Delaware Liberal

Don’t Let ‘Em Play the ‘Class Warfare’ Card

Rethugs, many trained by Newt Gingrich, have mastered the art of Orwellian double-speak. ‘Death Tax’, ‘Reaganomics’, and the like. They have used these terms in large part to turn the tax code on its head through Kemp/Roth and the Bush tax cuts for the wealthy while misleading the public with verbal sleight-of-hand.

President Obama, starting tonight, is likely to call for steps to rebalance tax inequity. You can be assured that the lemmings of the right will have their talking points ready to go, and that “…the President is waging class warfare” will be Numero Uno on their list.

Let El Somnambulo give you a taste of what class warfare is really all about. It’s been going on for over 20 years.  

For those with ADD, the Beast Who Slumbers will provide you with some choice nuggets from the linked Christian Science Monitor article:

“As recent IRS data show, these elites are paying less in taxes – much less – than their deep-pocket counterparts used to pay. In 2006, the 400 highest-income Americans together reported $105 billion in income, an average of $263 million each.

Having trouble visualizing that? To pocket $263 million a year, you would have to take home over $60,000 an hour – and work 12 hours a day, seven days a week, for an entire 12 months. Sounds tiring, doesn’t it? But most of the top 400 make their fortunes buying and selling assets, everything from stocks and bonds to the exotic paper that helped inflate the housing bubble.

Uncle Sam taxes income from those assets – whether that income be capital gains or dividends – at a much lower rate than income from work.

The current top tax rate on “ordinary” work income sits at 35 percent. But dividends and capital gains from the buying and selling of most assets face only a 15 percent top rate. That’s why in 2006, America’s top 400 paid just 17.2 percent of their $263 million average incomes in federal tax.

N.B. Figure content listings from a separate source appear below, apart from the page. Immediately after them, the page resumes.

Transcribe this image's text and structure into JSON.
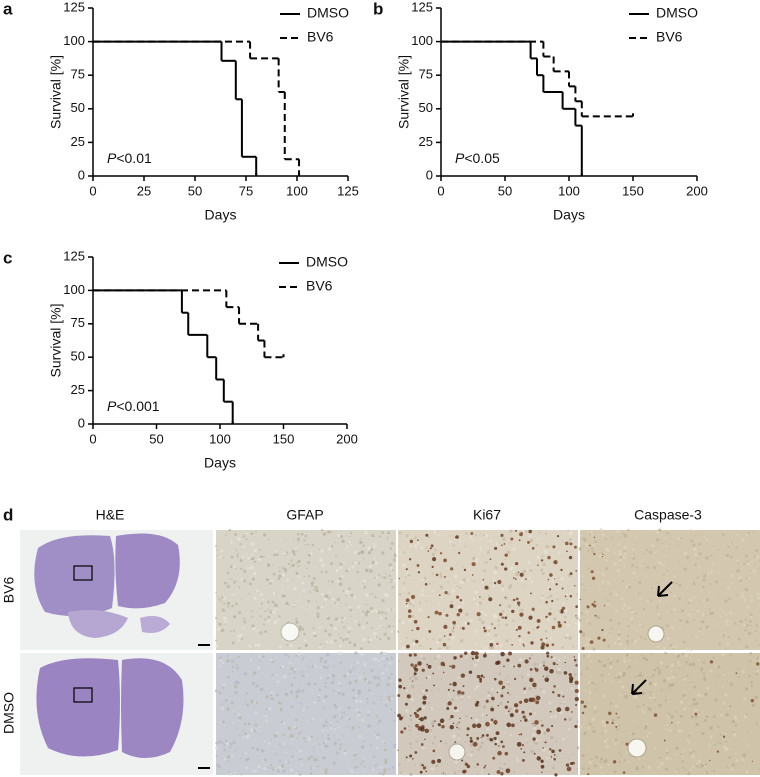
{
  "chart_data": [
    {
      "type": "step",
      "label": "a",
      "xlabel": "Days",
      "ylabel": "Survival [%]",
      "xlim": [
        0,
        125
      ],
      "xticks": [
        0,
        25,
        50,
        75,
        100,
        125
      ],
      "ylim": [
        0,
        125
      ],
      "yticks": [
        0,
        25,
        50,
        75,
        100,
        125
      ],
      "annotation": [
        "P",
        "<0.01"
      ],
      "legend": "upper right",
      "series": [
        {
          "name": "DMSO",
          "color": "#000000",
          "linestyle": "solid",
          "x": [
            0,
            63,
            70,
            73,
            80
          ],
          "values": [
            100,
            85.7,
            57.1,
            14.3,
            0
          ]
        },
        {
          "name": "BV6",
          "color": "#000000",
          "linestyle": "dashed",
          "x": [
            0,
            77,
            91,
            94,
            101
          ],
          "values": [
            100,
            87.5,
            62.5,
            12.5,
            0
          ]
        }
      ]
    },
    {
      "type": "step",
      "label": "b",
      "xlabel": "Days",
      "ylabel": "Survival [%]",
      "xlim": [
        0,
        200
      ],
      "xticks": [
        0,
        50,
        100,
        150,
        200
      ],
      "ylim": [
        0,
        125
      ],
      "yticks": [
        0,
        25,
        50,
        75,
        100,
        125
      ],
      "annotation": [
        "P",
        "<0.05"
      ],
      "legend": "upper right",
      "series": [
        {
          "name": "DMSO",
          "color": "#000000",
          "linestyle": "solid",
          "x": [
            0,
            70,
            75,
            80,
            95,
            105,
            110
          ],
          "values": [
            100,
            87.5,
            75,
            62.5,
            50,
            37.5,
            0
          ]
        },
        {
          "name": "BV6",
          "color": "#000000",
          "linestyle": "dashed",
          "x": [
            0,
            80,
            88,
            100,
            105,
            110,
            150
          ],
          "values": [
            100,
            88.9,
            77.8,
            66.7,
            55.6,
            44.4,
            44.4
          ]
        }
      ]
    },
    {
      "type": "step",
      "label": "c",
      "xlabel": "Days",
      "ylabel": "Survival [%]",
      "xlim": [
        0,
        200
      ],
      "xticks": [
        0,
        50,
        100,
        150,
        200
      ],
      "ylim": [
        0,
        125
      ],
      "yticks": [
        0,
        25,
        50,
        75,
        100,
        125
      ],
      "annotation": [
        "P",
        "<0.001"
      ],
      "legend": "upper right",
      "series": [
        {
          "name": "DMSO",
          "color": "#000000",
          "linestyle": "solid",
          "x": [
            0,
            70,
            75,
            90,
            97,
            103,
            110
          ],
          "values": [
            100,
            83.3,
            66.7,
            50,
            33.3,
            16.7,
            0
          ]
        },
        {
          "name": "BV6",
          "color": "#000000",
          "linestyle": "dashed",
          "x": [
            0,
            105,
            115,
            130,
            135,
            150
          ],
          "values": [
            100,
            87.5,
            75,
            62.5,
            50,
            50
          ]
        }
      ]
    }
  ],
  "panel_d": {
    "label": "d",
    "columns": [
      "H&E",
      "GFAP",
      "Ki67",
      "Caspase-3"
    ],
    "rows": [
      "BV6",
      "DMSO"
    ]
  }
}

Millions of middle-class American families, once you tally income and payroll taxes, pay far more of their incomes in tax. One particularly striking example from billionaire investor Warren Buffett: In 2006, he paid 17.7 percent of his income in total taxes. His secretary, who made $60,000, paid 30 percent of hers.”

So the next time El Burrito Junior and the other silverspoonistas scream ‘class warfare’, ask them what they have done to level the playing field since the days of the Gipper. Class warfare is what they’re all about, and they’ve been winning b/c the dice have been loaded. Time for some new dice.